Инглорион, чувствуя тяжелую усталость во всем теле и нудную боль в руках, плечах и спине, присел на неожиданно теплый камень, торчащий из пола, как пень. Орк, вытащивший его из пропасти, прекратил терзать и рвать клыками кровоточащее мясо, запивая его какой-то дрянью из фляги, облизал и отряхнул ладони, подошел к эльфу и развязал веревку.
Жрущие посматривали искоса, но не мешали.
Инглорион усмехнулся, демонстративно потер запястья:
— Не опасаешься, что убью кого-нибудь из вас и сбегу?
Орк ощерился:
— Убей и беги. Я посмотрю.
Эльф чуть развел руками:
— Ну да. Ты прав. В вашей пещере мне деваться некуда.
Орк фыркнул:
— Ни глаз, ни ушей, ни носа настоящего. Ты заблудишься.
— Вероятно, ты высоко ценишь собственные глаза, уши и нос? — насмешливо спросил Инглорион.
— Да, — согласился орк с таким выразительным самодовольством, что эльфу стало еще смешнее. — Глаза видят во тьме, уши слышат мокрицу в камнях, а носом я чуял следы твоих дружков у северо-восточного входа. Что, лесная гадина решила прибрать эти пещеры к рукам?
— Боишься Государыню? — спросил Инглорион в ответ. Смеха как не бывало — говорящий в таком тоне о королеве Маб напрашивался на смерть. — Ты, вероятно, смертельно боишься ее, если так о ней говоришь.
Задира снова вскинулся — похоже, он тоже, по крайней мере, понимал язык людей, но Инглорионов собеседник его остановил, поймал за оба запястья. И сказал:
— Ненавижу ее. Ненавижу, как ненавидят червяков, которые живут внутри коровы. И не понимаю, за что ты ее так уж любишь. Она заставила тебя себя любить?

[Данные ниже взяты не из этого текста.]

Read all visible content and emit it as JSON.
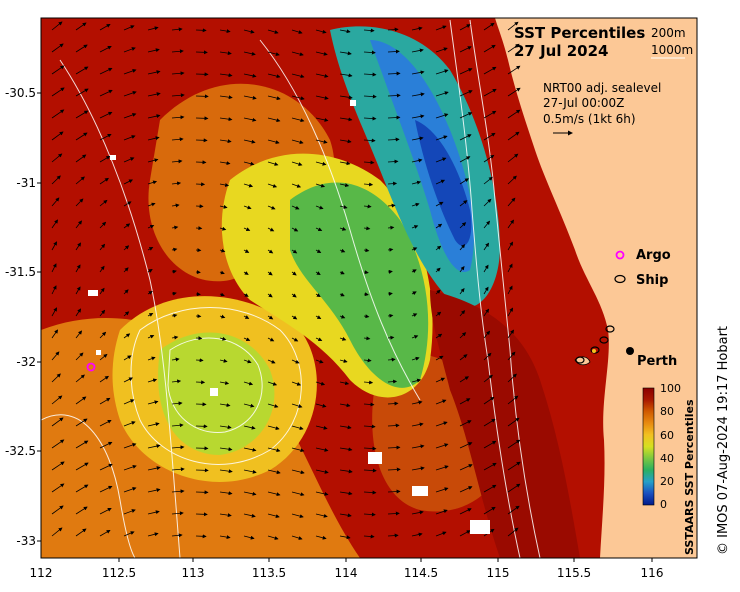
{
  "map": {
    "title": "SST Percentiles",
    "date": "27 Jul 2024",
    "contour_levels": [
      "200m",
      "1000m"
    ],
    "current_source": "NRT00 adj. sealevel",
    "current_time": "27-Jul 00:00Z",
    "current_scale": "0.5m/s (1kt 6h)",
    "x_ticks": [
      "112",
      "112.5",
      "113",
      "113.5",
      "114",
      "114.5",
      "115",
      "115.5",
      "116"
    ],
    "y_ticks": [
      "-30.5",
      "-31",
      "-31.5",
      "-32",
      "-32.5",
      "-33"
    ],
    "legend": {
      "argo": "Argo",
      "ship": "Ship"
    },
    "place": "Perth",
    "colorbar": {
      "label": "SSTAARS SST Percentiles",
      "ticks": [
        "100",
        "80",
        "60",
        "40",
        "20",
        "0"
      ],
      "colors": [
        "#8b0000",
        "#c03a00",
        "#e07a10",
        "#f2b020",
        "#e6e619",
        "#a8d63a",
        "#49b84a",
        "#2aa8a0",
        "#2a7fd8",
        "#1447b8",
        "#001a8a"
      ]
    },
    "credit": "© IMOS 07-Aug-2024 19:17 Hobart",
    "colors": {
      "land": "#fcc896",
      "ocean_low": "#001a8a",
      "ocean_high": "#8b0000",
      "argo": "#ff00ff"
    }
  }
}
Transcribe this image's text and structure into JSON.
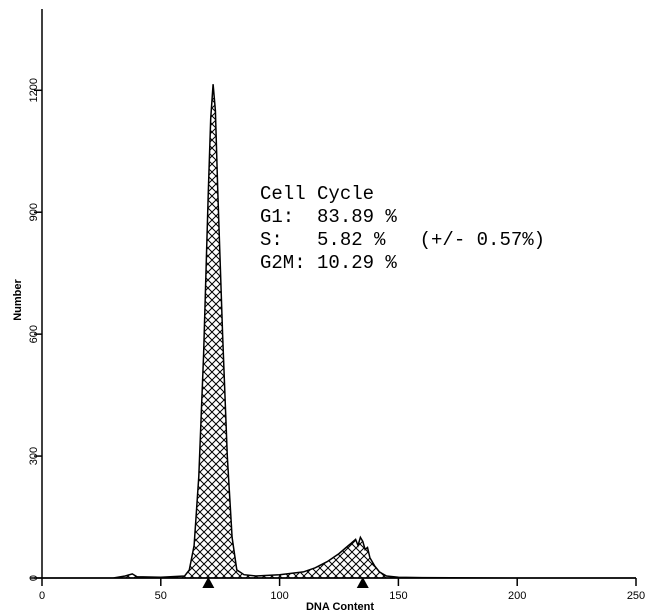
{
  "chart_data": {
    "type": "area",
    "x_label": "DNA Content",
    "y_label": "Number",
    "x": [
      0,
      30,
      35,
      38,
      40,
      50,
      60,
      62,
      64,
      66,
      68,
      70,
      71,
      72,
      73,
      74,
      76,
      78,
      80,
      82,
      85,
      90,
      100,
      110,
      115,
      120,
      125,
      128,
      130,
      132,
      133,
      134,
      135,
      136,
      137,
      138,
      140,
      142,
      145,
      150,
      160,
      200,
      250
    ],
    "values": [
      0,
      0,
      5,
      10,
      3,
      2,
      5,
      20,
      80,
      250,
      550,
      950,
      1130,
      1215,
      1150,
      950,
      600,
      300,
      100,
      20,
      8,
      5,
      8,
      15,
      25,
      40,
      60,
      75,
      85,
      95,
      80,
      100,
      90,
      70,
      75,
      50,
      30,
      15,
      5,
      2,
      1,
      0,
      0
    ],
    "color": "#000000",
    "peak_markers": [
      70,
      135
    ],
    "xlim": [
      0,
      250
    ],
    "xticks": [
      0,
      50,
      100,
      150,
      200,
      250
    ],
    "ylim": [
      0,
      1400
    ],
    "yticks": [
      0,
      300,
      600,
      900,
      1200
    ],
    "annotations": [
      "Cell Cycle",
      "G1:  83.89 %",
      "S:   5.82 %   (+/- 0.57%)",
      "G2M: 10.29 %"
    ]
  }
}
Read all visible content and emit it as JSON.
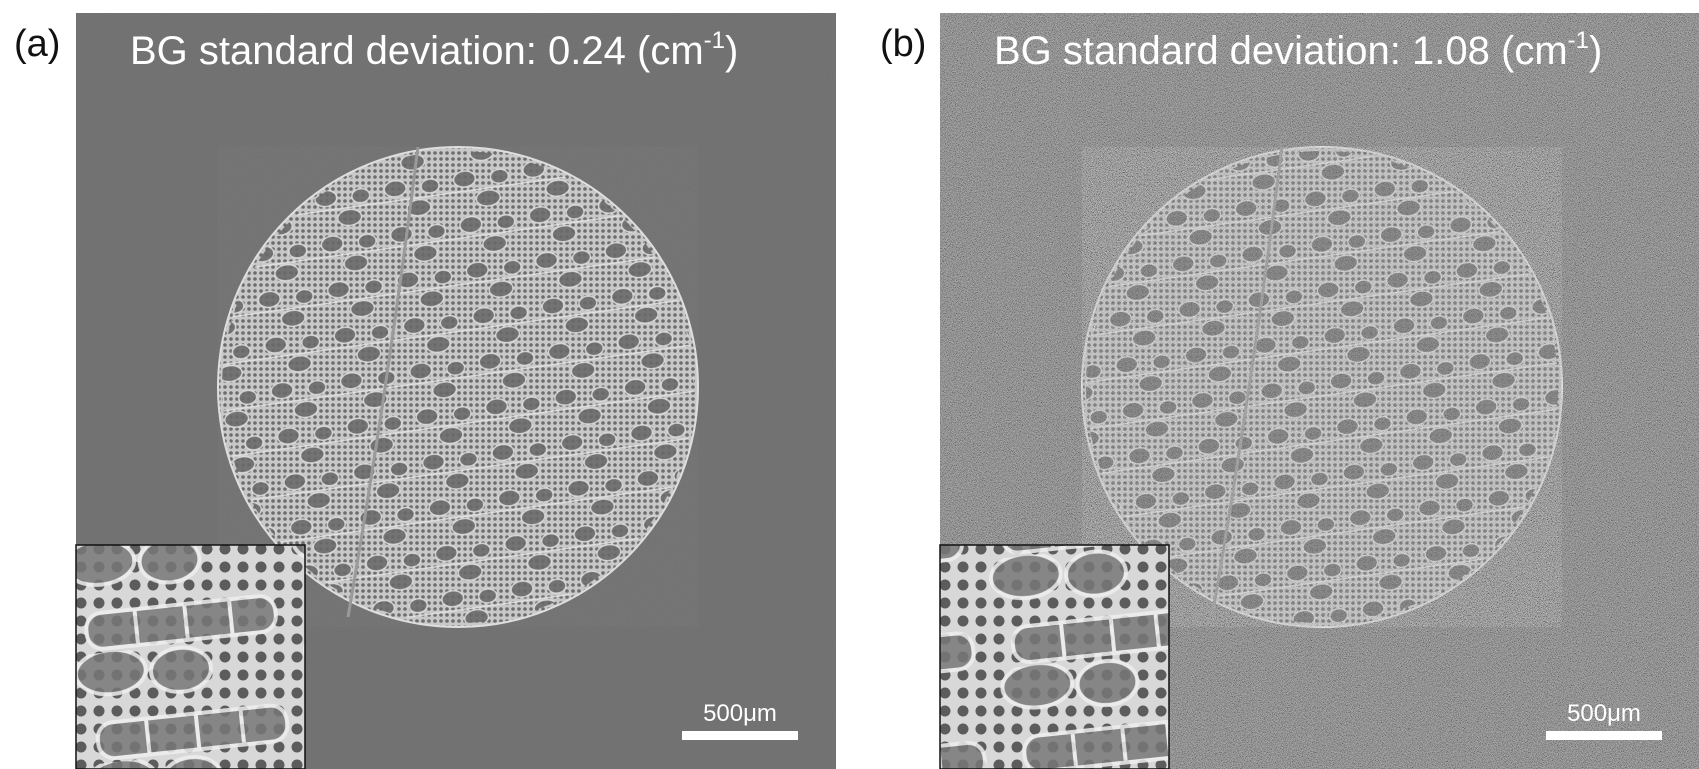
{
  "panels": [
    {
      "label": "(a)",
      "title": {
        "text": "BG standard deviation: 0.24 (cm",
        "superscript": "-1",
        "close": ")"
      },
      "scale_bar": "500μm"
    },
    {
      "label": "(b)",
      "title": {
        "text": "BG standard deviation: 1.08 (cm",
        "superscript": "-1",
        "close": ")"
      },
      "scale_bar": "500μm"
    }
  ]
}
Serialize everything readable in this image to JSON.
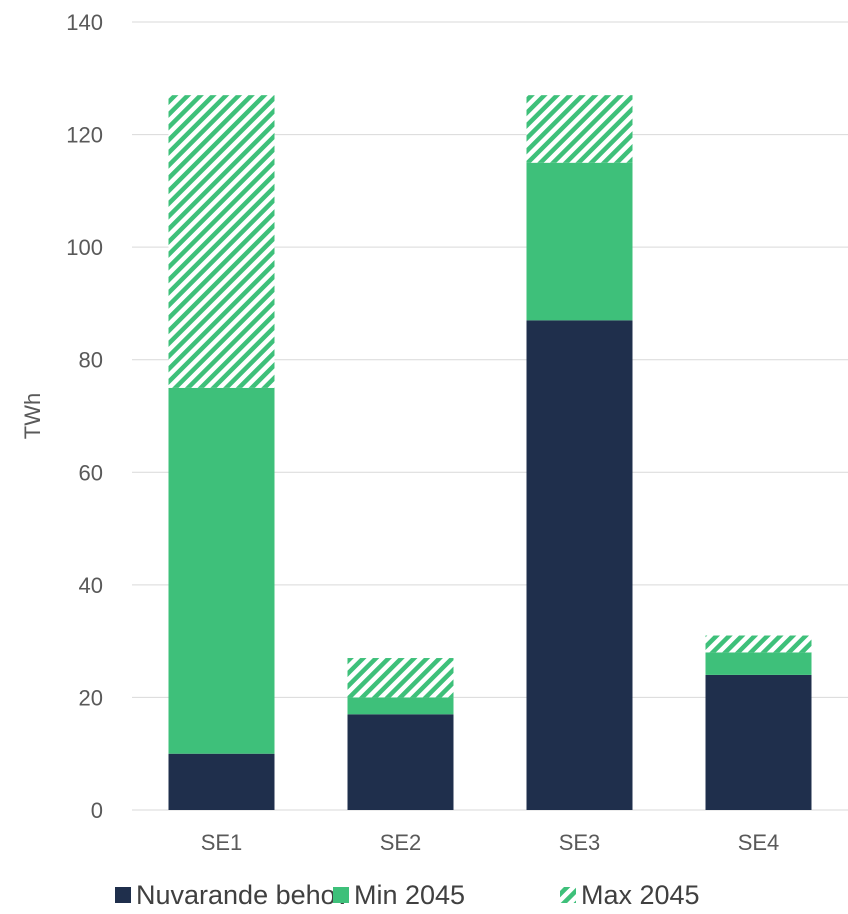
{
  "chart_data": {
    "type": "bar",
    "stacked": true,
    "categories": [
      "SE1",
      "SE2",
      "SE3",
      "SE4"
    ],
    "series": [
      {
        "name": "Nuvarande behov",
        "values": [
          10,
          17,
          87,
          24
        ],
        "color": "#1f2f4c",
        "pattern": "solid"
      },
      {
        "name": "Min 2045",
        "values": [
          65,
          3,
          28,
          4
        ],
        "color": "#3ec07a",
        "pattern": "solid"
      },
      {
        "name": "Max 2045",
        "values": [
          52,
          7,
          12,
          3
        ],
        "color": "#3ec07a",
        "pattern": "diagonal-stripes"
      }
    ],
    "ylabel": "TWh",
    "ylim": [
      0,
      140
    ],
    "yticks": [
      "0",
      "20",
      "40",
      "60",
      "80",
      "100",
      "120",
      "140"
    ],
    "grid": true,
    "legend_position": "bottom"
  }
}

Скулу Инглориона свела судорога — непривычное и отвратительное ощущение. «Я слишком устал, — подумал он, — и тут слишком темно. Я глупо злюсь на болтовню созданий Мрака, которые вообще не могут говорить и мыслить по-другому. Они ведь, в сущности, просто големы, поднятая злыми чарами грязь — что они могут понимать в любви и красоте? Как я могу им что-то объяснить? Их ведь надо уничтожать, а не слушать, а я… чем я тут занят? Привитием тварям из Тьмы человеческой морали?»
— Мне трудно разговаривать в месте, где пахнет падалью, — надменно произнес Инглорион, возвращая потерянное лицо. — Избавь меня от обсуждения твоих эмоций на этот счет.